Numbness, I begin to understand, is how colonized peoples defend themselves against the unbearable. Frantz Fanon understood this, fully grasping how the colonized live in a zone of nonbeing, where human agency and emotional interiority become impossible.
Living means being detached from feelings, so as to stand in the face of this dark and uncooperative existence. This is not pathology but adaptation. This emotional foreclosure is not merely personal pathology but a form of psychic survival necessary in the face of the structural violence of settler-colonial occupation.

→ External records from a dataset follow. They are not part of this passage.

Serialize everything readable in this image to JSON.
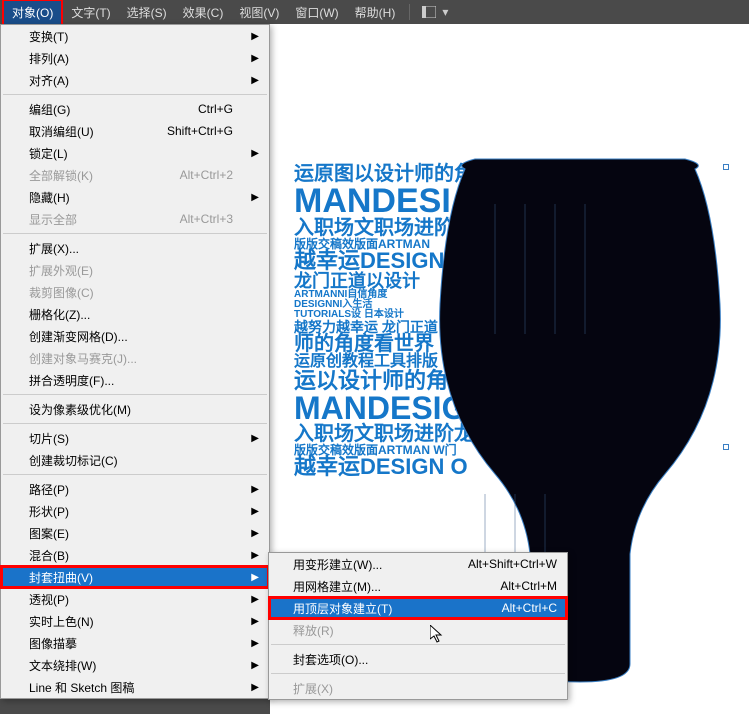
{
  "menubar": {
    "items": [
      "对象(O)",
      "文字(T)",
      "选择(S)",
      "效果(C)",
      "视图(V)",
      "窗口(W)",
      "帮助(H)"
    ],
    "active_index": 0
  },
  "dropdown": {
    "groups": [
      [
        {
          "label": "变换(T)",
          "arrow": true
        },
        {
          "label": "排列(A)",
          "arrow": true
        },
        {
          "label": "对齐(A)",
          "arrow": true
        }
      ],
      [
        {
          "label": "编组(G)",
          "shortcut": "Ctrl+G"
        },
        {
          "label": "取消编组(U)",
          "shortcut": "Shift+Ctrl+G"
        },
        {
          "label": "锁定(L)",
          "arrow": true
        },
        {
          "label": "全部解锁(K)",
          "shortcut": "Alt+Ctrl+2",
          "disabled": true
        },
        {
          "label": "隐藏(H)",
          "arrow": true
        },
        {
          "label": "显示全部",
          "shortcut": "Alt+Ctrl+3",
          "disabled": true
        }
      ],
      [
        {
          "label": "扩展(X)..."
        },
        {
          "label": "扩展外观(E)",
          "disabled": true
        },
        {
          "label": "裁剪图像(C)",
          "disabled": true
        },
        {
          "label": "栅格化(Z)..."
        },
        {
          "label": "创建渐变网格(D)..."
        },
        {
          "label": "创建对象马赛克(J)...",
          "disabled": true
        },
        {
          "label": "拼合透明度(F)..."
        }
      ],
      [
        {
          "label": "设为像素级优化(M)"
        }
      ],
      [
        {
          "label": "切片(S)",
          "arrow": true
        },
        {
          "label": "创建裁切标记(C)"
        }
      ],
      [
        {
          "label": "路径(P)",
          "arrow": true
        },
        {
          "label": "形状(P)",
          "arrow": true
        },
        {
          "label": "图案(E)",
          "arrow": true
        },
        {
          "label": "混合(B)",
          "arrow": true
        },
        {
          "label": "封套扭曲(V)",
          "arrow": true,
          "highlighted": true,
          "boxed": true
        },
        {
          "label": "透视(P)",
          "arrow": true
        },
        {
          "label": "实时上色(N)",
          "arrow": true
        },
        {
          "label": "图像描摹",
          "arrow": true
        },
        {
          "label": "文本绕排(W)",
          "arrow": true
        },
        {
          "label": "Line 和 Sketch 图稿",
          "arrow": true
        }
      ]
    ]
  },
  "submenu": {
    "items": [
      {
        "label": "用变形建立(W)...",
        "shortcut": "Alt+Shift+Ctrl+W"
      },
      {
        "label": "用网格建立(M)...",
        "shortcut": "Alt+Ctrl+M"
      },
      {
        "label": "用顶层对象建立(T)",
        "shortcut": "Alt+Ctrl+C",
        "highlighted": true,
        "boxed": true
      },
      {
        "label": "释放(R)",
        "disabled": true
      },
      {
        "sep": true
      },
      {
        "label": "封套选项(O)..."
      },
      {
        "sep": true
      },
      {
        "label": "扩展(X)",
        "disabled": true
      }
    ]
  },
  "art_text": {
    "lines": [
      {
        "t": "运原图以设计师的角",
        "s": 20
      },
      {
        "t": "MANDESI",
        "s": 34
      },
      {
        "t": "入职场文职场进阶",
        "s": 20
      },
      {
        "t": "版版交稿效版面ARTMAN",
        "s": 12
      },
      {
        "t": "越幸运DESIGN",
        "s": 22
      },
      {
        "t": "龙门正道以设计",
        "s": 18
      },
      {
        "t": "ARTMANNI自信角度",
        "s": 10
      },
      {
        "t": "DESIGNNI入生活",
        "s": 10
      },
      {
        "t": "TUTORIALS设 日本设计",
        "s": 10
      },
      {
        "t": "越努力越幸运 龙门正道",
        "s": 14
      },
      {
        "t": "师的角度看世界",
        "s": 20
      },
      {
        "t": "运原创教程工具排版",
        "s": 16
      },
      {
        "t": "运以设计师的角",
        "s": 22
      },
      {
        "t": "MANDESIGN",
        "s": 32
      },
      {
        "t": "入职场文职场进阶龙",
        "s": 20
      },
      {
        "t": "版版交稿效版面ARTMAN W门",
        "s": 12
      },
      {
        "t": "越幸运DESIGN O",
        "s": 22
      }
    ]
  }
}
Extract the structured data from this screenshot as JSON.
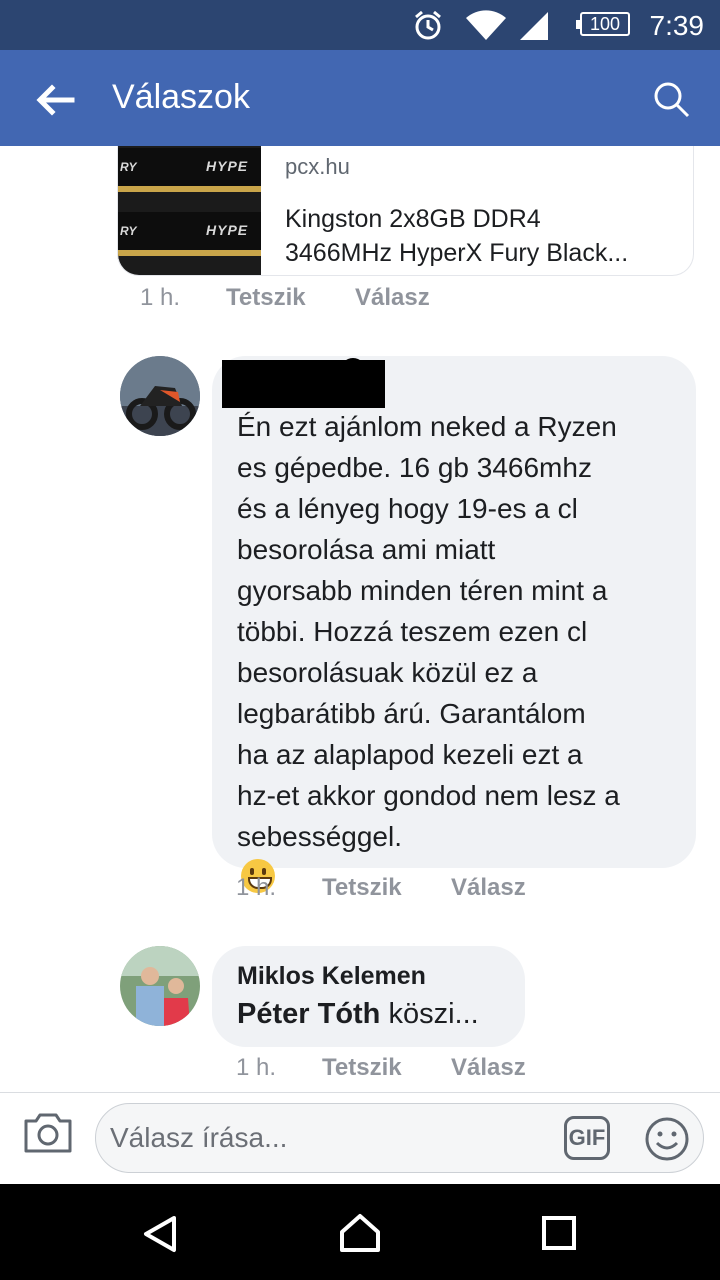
{
  "status_bar": {
    "time": "7:39",
    "battery": "100",
    "icons": [
      "alarm-icon",
      "wifi-icon",
      "signal-icon",
      "battery-icon"
    ]
  },
  "app_bar": {
    "title": "Válaszok",
    "icons": [
      "back-arrow-icon",
      "search-icon"
    ]
  },
  "link_preview": {
    "domain": "pcx.hu",
    "title_line1": "Kingston 2x8GB DDR4",
    "title_line2": "3466MHz HyperX Fury Black...",
    "thumb_logo": "HYPE",
    "thumb_logo_left": "RY"
  },
  "meta_link": {
    "time": "1 h.",
    "like": "Tetszik",
    "reply": "Válasz"
  },
  "comment1": {
    "author_redacted": true,
    "lines": [
      "Én ezt ajánlom neked a Ryzen",
      "es gépedbe. 16 gb 3466mhz",
      "és a lényeg hogy 19-es a cl",
      "besorolása ami miatt",
      "gyorsabb minden téren mint a",
      "többi. Hozzá teszem ezen cl",
      "besorolásuak közül ez a",
      "legbarátibb árú. Garantálom",
      "ha az alaplapod kezeli ezt a",
      "hz-et akkor gondod nem lesz a",
      "sebességgel."
    ],
    "emoji": "grinning-face"
  },
  "meta_comment1": {
    "time": "1 h.",
    "like": "Tetszik",
    "reply": "Válasz"
  },
  "comment2": {
    "author": "Miklos Kelemen",
    "mention": "Péter Tóth",
    "text": " köszi..."
  },
  "meta_comment2": {
    "time": "1 h.",
    "like": "Tetszik",
    "reply": "Válasz"
  },
  "composer": {
    "placeholder": "Válasz írása...",
    "gif_label": "GIF",
    "icons": [
      "camera-icon",
      "gif-icon",
      "emoji-icon"
    ]
  },
  "nav_bar": {
    "icons": [
      "nav-back-icon",
      "nav-home-icon",
      "nav-recent-icon"
    ]
  },
  "colors": {
    "app_bar": "#4267b2",
    "status_bar": "#2c4571",
    "bubble": "#f0f2f5"
  }
}
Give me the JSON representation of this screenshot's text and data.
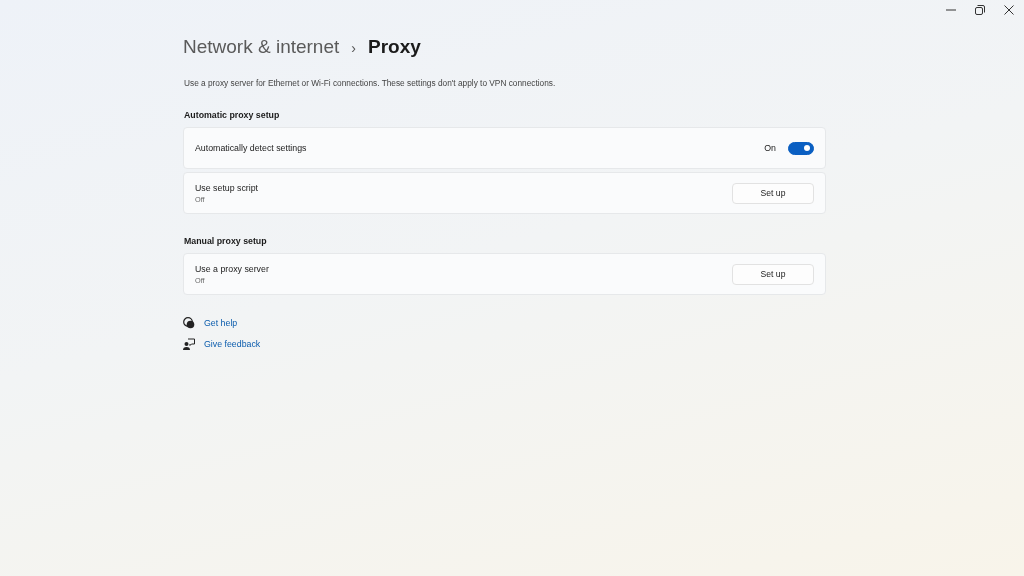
{
  "breadcrumb": {
    "parent": "Network & internet",
    "separator": "›",
    "current": "Proxy"
  },
  "description": "Use a proxy server for Ethernet or Wi-Fi connections. These settings don't apply to VPN connections.",
  "sections": [
    {
      "heading": "Automatic proxy setup",
      "rows": [
        {
          "kind": "toggle",
          "label": "Automatically detect settings",
          "state_text": "On",
          "on": true
        },
        {
          "kind": "button",
          "label": "Use setup script",
          "subtitle": "Off",
          "button": "Set up"
        }
      ]
    },
    {
      "heading": "Manual proxy setup",
      "rows": [
        {
          "kind": "button",
          "label": "Use a proxy server",
          "subtitle": "Off",
          "button": "Set up"
        }
      ]
    }
  ],
  "links": [
    {
      "kind": "help",
      "label": "Get help"
    },
    {
      "kind": "feedback",
      "label": "Give feedback"
    }
  ]
}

But in addition to being a necessity, emotional foreclosure is also perhaps a privilege—I have the luxury of numbness because others continue to feel, to resist, to insist on their humanity. I have the luxury of not having to confront the occupation every day. But I know that those who do will resist in multiple ways. Not necessarily through active resistance, as here just being a Palestinian is an act of sumud (steadfastness). Living in a permanent state of emergency, we come to see normalcy itself as a form of resistance, a refusal to grant the occupier the satisfaction of our total dissolution.
We resist by existing. This is our way of being. Here, in Gaza, in Jordan, in the United States, simply being a Palestinian is still an act of resistance. Amidst two and a half years of immense and traumatic bloodshed, or genocide, the word ‘survival’ appears somehow inadequate. This is more than biological persistence.
It is the refusal to be disappeared, the maintenance of human dignity under conditions designed to destroy it. My detachment is possible only because of our collective attachment, their stubborn refusal to accept the erasure that colonial logic demands. My privilege and our collective resistance are bound together in the ongoing dialectic of Palestinian existence.

– Ari Jafari holds a Ph.D. in Palestine Studies from the University of Exeter. Her research explores Palestinian refugees’ visions of return within various state formations. By analyzing data from the West Bank and Jordan, she addresses the implications for the Right of Return, self-determination, and decolonization from settler-colonialism.